HC Deb 12 June 1866 vol 184 cc304-6

(Mr. Ayrton, Mr. Locke.)


Order for Second Reading read.

Motion made, and Question proposed, "That the Bill be now read a second time."—(Mr. Ayrton.)


said, that the object of the Bill was to apply the value of certain lands of the Finsbury Estate to fall in to the Ecclesiastical Commissioners for the benefit of the Metropolis only, whereas the rule had been to apply such funds for the benefit of the country at large. Another thing was that out of the common fund there were conditional grants for benefactions to the clergy in various parts of England, which required so large a sum as the interest on nearly £500,000. The third purpose of this common fund was to give unconditional grants to the clergy of poor parishes. At first they gave £300 a year wherever the population was over 10,000. Now, they gave it where the population was 5,500, and they hoped shortly to give it to those of 4,000. His learned Friend asked them to give a large amount derived from the Finsbury prebend to the metropolis only, and as the common fund was derived mainly from London and Durham, if claims of that kind were made they could only be granted at the expense of the rest of the country, and moreover, London now received its full share of the benefit of the fund. If they anticipated the income for the purposes of one particular part of the country, they would recede instead of advance. One of the greatest benefits conferred by the Ecclesiastical Commissioners was the increase of church teaching in the large and populous mining districts; and anything that would tend to interfere with that would be a great evil. His object was to treat the whole of the country with fairness and liberality, so as to supply the spiritual requirements of large and populous districts. He should not oppose the second reading, but on going into Committee he should be prepared more fully to enter into the subject.
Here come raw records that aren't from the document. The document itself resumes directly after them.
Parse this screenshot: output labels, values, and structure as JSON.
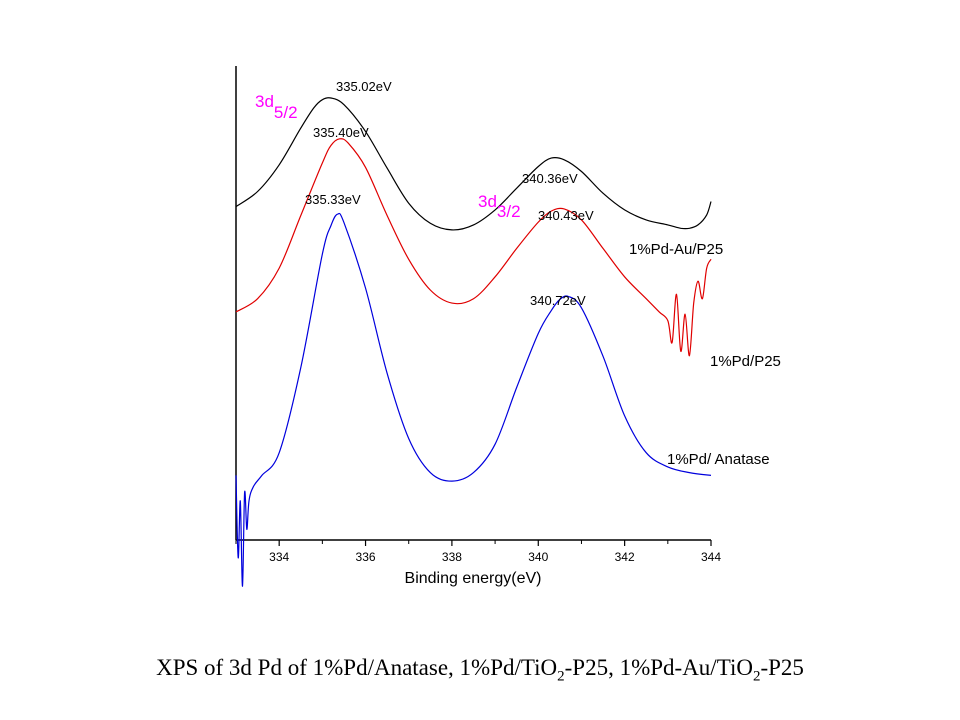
{
  "caption": {
    "prefix": "XPS of  3d Pd of 1%Pd/Anatase, 1%Pd/TiO",
    "sub1": "2",
    "mid": "-P25, 1%Pd-Au/TiO",
    "sub2": "2",
    "suffix": "-P25"
  },
  "chart_data": {
    "type": "line",
    "xlabel": "Binding energy(eV)",
    "ylabel": "",
    "xlim": [
      333,
      344
    ],
    "x_ticks": [
      334,
      336,
      338,
      340,
      342,
      344
    ],
    "grid": false,
    "orbital_labels": [
      {
        "main": "3d",
        "sub": "5/2"
      },
      {
        "main": "3d",
        "sub": "3/2"
      }
    ],
    "series": [
      {
        "name": "1%Pd-Au/P25",
        "color": "#000000",
        "peaks": [
          "335.02eV",
          "340.36eV"
        ],
        "x": [
          333.0,
          333.5,
          334.0,
          334.5,
          334.8,
          335.0,
          335.2,
          335.5,
          336.0,
          336.5,
          337.0,
          337.5,
          338.0,
          338.5,
          339.0,
          339.5,
          340.0,
          340.3,
          340.6,
          341.0,
          341.5,
          342.0,
          342.5,
          343.0,
          343.3,
          343.5,
          343.7,
          343.9,
          344.0
        ],
        "y": [
          0.35,
          0.44,
          0.6,
          0.82,
          0.94,
          0.99,
          1.0,
          0.96,
          0.8,
          0.58,
          0.37,
          0.25,
          0.21,
          0.24,
          0.33,
          0.46,
          0.59,
          0.64,
          0.63,
          0.56,
          0.43,
          0.33,
          0.27,
          0.24,
          0.22,
          0.22,
          0.24,
          0.3,
          0.38
        ]
      },
      {
        "name": "1%Pd/P25",
        "color": "#e00000",
        "peaks": [
          "335.40eV",
          "340.43eV"
        ],
        "x": [
          333.0,
          333.5,
          334.0,
          334.5,
          335.0,
          335.2,
          335.4,
          335.6,
          336.0,
          336.5,
          337.0,
          337.5,
          338.0,
          338.5,
          339.0,
          339.5,
          340.0,
          340.3,
          340.6,
          341.0,
          341.5,
          342.0,
          342.5,
          342.8,
          343.0,
          343.1,
          343.2,
          343.3,
          343.4,
          343.5,
          343.6,
          343.7,
          343.8,
          343.9,
          344.0
        ],
        "y": [
          0.06,
          0.12,
          0.26,
          0.5,
          0.74,
          0.82,
          0.85,
          0.83,
          0.72,
          0.5,
          0.3,
          0.16,
          0.1,
          0.12,
          0.22,
          0.35,
          0.47,
          0.52,
          0.53,
          0.48,
          0.35,
          0.22,
          0.12,
          0.06,
          0.02,
          -0.08,
          0.14,
          -0.12,
          0.05,
          -0.14,
          0.1,
          0.2,
          0.12,
          0.26,
          0.3
        ]
      },
      {
        "name": "1%Pd/ Anatase",
        "color": "#0000dd",
        "peaks": [
          "335.33eV",
          "340.72eV"
        ],
        "x": [
          333.0,
          333.05,
          333.1,
          333.15,
          333.2,
          333.25,
          333.3,
          333.4,
          333.6,
          334.0,
          334.5,
          335.0,
          335.2,
          335.35,
          335.5,
          336.0,
          336.5,
          337.0,
          337.5,
          338.0,
          338.5,
          339.0,
          339.5,
          340.0,
          340.3,
          340.5,
          340.7,
          341.0,
          341.5,
          342.0,
          342.5,
          343.0,
          343.5,
          344.0
        ],
        "y": [
          -0.16,
          -0.45,
          -0.25,
          -0.55,
          -0.22,
          -0.35,
          -0.25,
          -0.2,
          -0.16,
          -0.08,
          0.22,
          0.62,
          0.72,
          0.76,
          0.73,
          0.5,
          0.2,
          -0.03,
          -0.15,
          -0.18,
          -0.15,
          -0.05,
          0.15,
          0.34,
          0.42,
          0.46,
          0.47,
          0.43,
          0.26,
          0.05,
          -0.08,
          -0.13,
          -0.15,
          -0.16
        ]
      }
    ]
  }
}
said, the feeling in London was that the Finsbury prebend should not be swallowed up by this omniferous Commission. The Ecclesiastical Commissioners had no doubt done their best to meet the spiritual requirements of the people; but they were obliterating the whole local administration of property. There was a great feeling in favour of making this an exception for London purposes. The Bill would no doubt require some alteration in detail when in Committee, but he gave the scheme his unqualified approval.


said, the Bill was inconsistent with the Report of the two Committees that had inquired into the subject. He agreed with the hon. Member for Stoke that it was impossible to deny that great benefits had been conferred by the Ecclesiastical Commissioners, but that was not the question. It was argued as if they had created the funds by which that good was done, but that was a mistake. The Select Committee, which included four of the Ecclesiastical Commissioners in 1863, reported that the Ecclesiastical Commission as constituted was objectionable, and also the funds being administered by one central body. It was shown before the Committee that if there were more local associations in every diocese for the administration of their own affairs persons living in the locality would more readily make voluntary contributions to meet spiritual destitution than contribute to a general fund. There was a great objection to this centralization. He wished to put an end to the great centralizing incubus which had grown up, and that the principle of local associations carrying on their own affairs be set in motion. He protested against the present system being continued longer than necessary. The Bill was inconsistent with the Report of the Committee. He should not, however, oppose the second reading, but suggested its amendment by the adoption of the recommendations of the Committee.


believed that if local bodies were established as suggested throughout the country, they would find it extremely difficult to distribute those funds from which, in the hands of the Commissioners, so much benefit had been derived. He thought the proposal that the whole of the funds to which the Bill related should be confined to the dioceses of London decidedly objectionable, and although he should not oppose the second reading of the Bill, the Government would deem it to be their duty to move the insertion in it of various Amendments when it went into Committee.


hoped the right hon. Gentleman would lay on the table of the House on an early day the Amendments which he meant to propose. He must add that, having some experience of the working of the common fund in the hands of the Ecclesiastical Commissioners in the rural districts, he felt deeply grateful to them for all that they had accomplished, and would resist to the utmost of his power any proposal which would have the effect of interrupting the growth of that fund.

Bill read a second time and committed for To-morrow.